Another center of mass problem

• Jul 7th 2009, 02:29 AM
Twig
Another center of mass problem
Hi!

Attached picture below.

Problem: Calcuate center of mass of the slender rod.

Solution attempt:

Since the density varies, I did: With $\displaystyle dm = \rho \cdot A \cdot dx$ , because I guess the area is the same throughout the rod.
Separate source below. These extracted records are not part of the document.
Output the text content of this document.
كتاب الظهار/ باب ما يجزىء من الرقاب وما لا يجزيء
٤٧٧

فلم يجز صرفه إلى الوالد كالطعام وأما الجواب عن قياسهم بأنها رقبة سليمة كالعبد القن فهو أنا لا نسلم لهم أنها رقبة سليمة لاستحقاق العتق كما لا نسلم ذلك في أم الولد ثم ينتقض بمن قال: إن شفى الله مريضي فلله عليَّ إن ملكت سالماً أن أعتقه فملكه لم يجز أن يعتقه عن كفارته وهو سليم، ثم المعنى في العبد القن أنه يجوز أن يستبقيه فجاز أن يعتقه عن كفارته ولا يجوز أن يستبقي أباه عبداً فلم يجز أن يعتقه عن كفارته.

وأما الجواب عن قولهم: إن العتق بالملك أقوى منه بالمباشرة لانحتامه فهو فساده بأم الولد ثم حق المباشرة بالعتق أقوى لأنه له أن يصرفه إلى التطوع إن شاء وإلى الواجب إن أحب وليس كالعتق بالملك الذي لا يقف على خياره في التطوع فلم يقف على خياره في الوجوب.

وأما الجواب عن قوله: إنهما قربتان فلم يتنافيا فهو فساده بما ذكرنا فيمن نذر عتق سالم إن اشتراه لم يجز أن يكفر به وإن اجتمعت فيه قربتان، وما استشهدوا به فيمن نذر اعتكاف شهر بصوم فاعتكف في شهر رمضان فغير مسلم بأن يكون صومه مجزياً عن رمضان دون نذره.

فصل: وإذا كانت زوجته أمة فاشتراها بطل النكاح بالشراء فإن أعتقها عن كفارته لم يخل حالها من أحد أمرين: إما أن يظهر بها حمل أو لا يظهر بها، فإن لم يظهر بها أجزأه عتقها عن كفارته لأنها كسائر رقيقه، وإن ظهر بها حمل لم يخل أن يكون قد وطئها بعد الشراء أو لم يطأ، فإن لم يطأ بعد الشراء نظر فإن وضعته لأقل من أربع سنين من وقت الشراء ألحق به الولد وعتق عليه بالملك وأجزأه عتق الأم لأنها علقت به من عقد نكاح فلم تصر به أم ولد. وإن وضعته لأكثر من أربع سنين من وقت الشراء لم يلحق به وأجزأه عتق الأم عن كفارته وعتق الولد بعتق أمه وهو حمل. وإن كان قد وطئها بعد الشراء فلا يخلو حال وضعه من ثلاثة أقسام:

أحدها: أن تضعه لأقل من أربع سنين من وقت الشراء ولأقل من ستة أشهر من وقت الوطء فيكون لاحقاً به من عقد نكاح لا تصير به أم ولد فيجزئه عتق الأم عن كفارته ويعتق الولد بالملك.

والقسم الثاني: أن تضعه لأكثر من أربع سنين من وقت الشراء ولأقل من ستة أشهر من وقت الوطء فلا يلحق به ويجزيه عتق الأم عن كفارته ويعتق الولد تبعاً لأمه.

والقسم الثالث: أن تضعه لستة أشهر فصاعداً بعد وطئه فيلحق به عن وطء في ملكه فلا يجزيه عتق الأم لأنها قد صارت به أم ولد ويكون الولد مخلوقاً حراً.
$\displaystyle \bar{x}=\frac{\int_{0}^{1}x\cdot \rho_{0}(1-\frac{x}{2})A\; dx}{\int_{0}^{1} \rho_{0}(1-\frac{x}{2})A\; dx} = \frac{4}{9}$

• Jul 7th 2009, 02:44 AM
alexmahone
Quote:

Originally Posted by Twig
Hi!

Attached picture below.

Problem: Calcuate center of mass of the slender rod.

Solution attempt:

Since the density varies, I did: With $\displaystyle dm = \rho \cdot A \cdot dx$ , because I guess the area is the same throughout the rod.

$\displaystyle \bar{x}=\frac{\int_{0}^{1}x\cdot \rho_{0}(1-\frac{x}{2})A\; dx}{\int_{0}^{1} \rho_{0}(1-\frac{x}{2})A\; dx} = \frac{4}{9}$

I confirmed that $\displaystyle \frac{\int_{0}^{1}x\cdot \rho_{0}(1-\frac{x}{2})A\; dx}{\int_{0}^{1} \rho_{0}(1-\frac{x}{2})A\; dx} = \frac{4}{9}$

but I really don't know if that's the correct formula for the centre of mass of a rod.
• Jul 7th 2009, 02:50 AM
Random Variable
It seems correct except for the constant A. The rod is a 1-dimensional object.
• Jul 7th 2009, 02:52 AM
Twig
I was thinking about the cross sectional area of the rod.

So you mean I should just take $\displaystyle dm=\rho \cdot dx$ ?
• Jul 7th 2009, 02:54 AM
Random Variable
Quote:

Originally Posted by Twig
I was thinking about the cross sectional area of the rod.

So you mean I should just take $\displaystyle dm=\rho \cdot dx$ ?

Yes. The word "slender" in this problem is telling you to treat the rod as 1-dimensional.
• Jul 7th 2009, 03:01 AM
Twig
Quote:

Originally Posted by Random Variable
Yes. The word "slender" in this problem is telling you that can treat the rod as 1-dimensional.

Ah, I see. Really didnīt know that word in english =)

Note: But the constant A didnīt affect the result? $\displaystyle \frac{4}{9}$ is correct?
• Jul 7th 2009, 03:25 AM
malaygoel
Quote:

Originally Posted by Twig
Ah, I see. Really didnīt know that word in english =)

Note: But the constant A didnīt affect the result? $\displaystyle \frac{4}{9}$ is correct?

A doesn't affect the result because it is assumed to be constant.

A two-dimensional figure is a as good as a one-dimensional as long as one dimension remains unchanged.

For example, if we are dealing with all rectangles with the same same, then we have to consider only their relative length..hence problem comes in the realm of one-dimension.